Performance: several runs

vsant · December 1, 2021, 3:43pm

Hello,

I have a bash script in which I train and test several networks/models. Such as:

python model_code.py 1 
python model_code.py 2
...
python model_code.py 10

The parameter value (1, 2, …) identifies a different type of CNN. I start with CNNs with less layers (e.g. ResNet-18) and goes on increasing the number of layers. I have noticed that as the networks/models are being called in, training is getting much slower than usual. In other words, if I run model 6 alone (not after 5 previous networks have been called), it trains faster. Has anyone experienced this problem? Is this procedure above (calling multiple networks in sequence in a script) not suitable?

Thank you.

ptrblck · December 2, 2021, 7:38am

Since the scripts are executed sequentially the order shouldn’t make a difference.
However, your machine might be running into e.g. thermal issues and might thus be lowering the performance to avoid overheating. Check the health status of your workstation especially the temperature sensors and frequencies of the CPU, GPU, etc.

vsant · December 2, 2021, 1:17pm

Thank you for your answer. I will do it. Another problem related to this context is the following. I now have two of these scripts, each one will call 10 models in sequence. I am running one script in one GPU and another one in another GPU. Let us say that script/GPU1 one is running model 5 and script/GPU2 is running model 3 (I started GPU1 first). Since I save the best model during training to load later in the inference/test phase (as it is usual), a problem like that happens:

size mismatch for fc1.0.weight: copying a param with shape torch.Size([2, 3072]) from checkpoint, the shape in current model is torch.Size([2, 3232]).

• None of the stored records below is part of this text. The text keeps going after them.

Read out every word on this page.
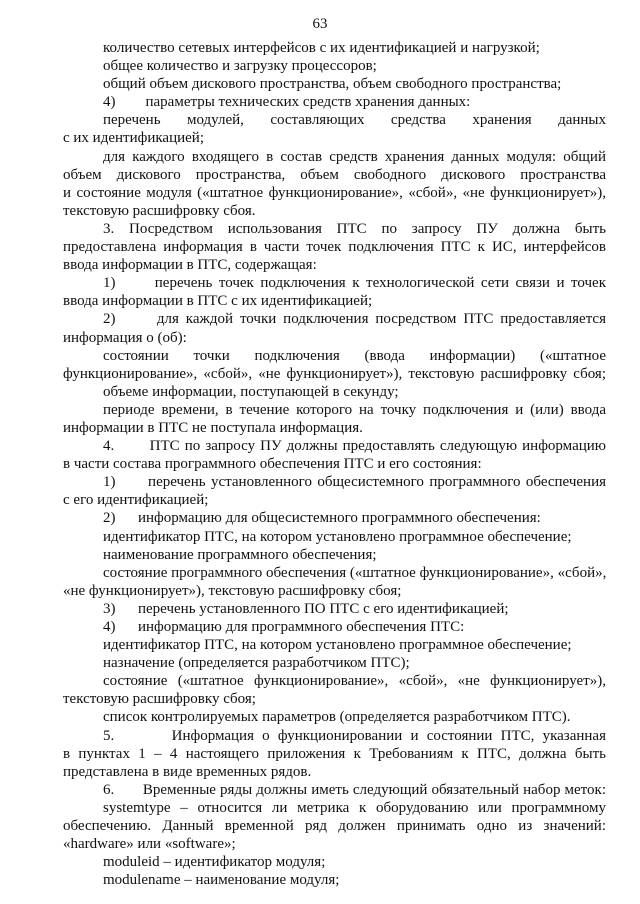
63
количество сетевых интерфейсов с их идентификацией и нагрузкой;
общее количество и загрузку процессоров;
общий объем дискового пространства, объем свободного пространства;
4)        параметры технических средств хранения данных:
перечень модулей, составляющих средства хранения данных
с их идентификацией;
для каждого входящего в состав средств хранения данных модуля: общий
объем дискового пространства, объем свободного дискового пространства
и состояние модуля («штатное функционирование», «сбой», «не функционирует»),
текстовую расшифровку сбоя.
3. Посредством использования ПТС по запросу ПУ должна быть
предоставлена информация в части точек подключения ПТС к ИС, интерфейсов
ввода информации в ПТС, содержащая:
1)      перечень точек подключения к технологической сети связи и точек
ввода информации в ПТС с их идентификацией;
2)      для каждой точки подключения посредством ПТС предоставляется
информация о (об):
состоянии точки подключения (ввода информации) («штатное
функционирование», «сбой», «не функционирует»), текстовую расшифровку сбоя;
объеме информации, поступающей в секунду;
периоде времени, в течение которого на точку подключения и (или) ввода
информации в ПТС не поступала информация.
4.       ПТС по запросу ПУ должны предоставлять следующую информацию
в части состава программного обеспечения ПТС и его состояния:
1)      перечень установленного общесистемного программного обеспечения
с его идентификацией;
2)      информацию для общесистемного программного обеспечения:
идентификатор ПТС, на котором установлено программное обеспечение;
наименование программного обеспечения;
состояние программного обеспечения («штатное функционирование», «сбой»,
«не функционирует»), текстовую расшифровку сбоя;
3)      перечень установленного ПО ПТС с его идентификацией;
4)      информацию для программного обеспечения ПТС:
идентификатор ПТС, на котором установлено программное обеспечение;
назначение (определяется разработчиком ПТС);
состояние («штатное функционирование», «сбой», «не функционирует»),
текстовую расшифровку сбоя;
список контролируемых параметров (определяется разработчиком ПТС).
5.       Информация о функционировании и состоянии ПТС, указанная
в пунктах 1 – 4 настоящего приложения к Требованиям к ПТС, должна быть
представлена в виде временных рядов.
6.       Временные ряды должны иметь следующий обязательный набор меток:
systemtype – относится ли метрика к оборудованию или программному
обеспечению. Данный временной ряд должен принимать одно из значений:
«hardware» или «software»;
moduleid – идентификатор модуля;
modulename – наименование модуля;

It is clear to me that the problem is that, after finishing training model 5 (GPU1), it loads the model from network 3 (GPU2). I am just wondering how to handle this checkpoint issue. Do I need to resort in a parallel solution in this way?

Thank you again.

ptrblck · December 3, 2021, 12:11am

I don’t know how your workload is supposed to work exactly, but based on the description it seems that you would like to train multiple models and load the most recent checkpoint?
If so, it seems that you are using different models which might be causing the shape mismatch error. In that case I would assume that you would like to store the checkpoints for each model separately using a different name or folder.

vsant · December 3, 2021, 6:28pm

Thank you again for your answer. Yes, the idea is to train two different models (A, B) in two GPUs (1, 2) at the same time but load the best model obtained during training. Hence, I want to load the best correct model of A naturally into a new instance of A in GPU1. The same applied to B. I saved and loaded models as suggested here but I did not save and load a general checkpoint.

The models (A, B) were saved into different folders to avoid issues. After analysing a little more, I think that the problem is likely to be related to one configuration file which has all values of parameters the programs need (collected during runtime).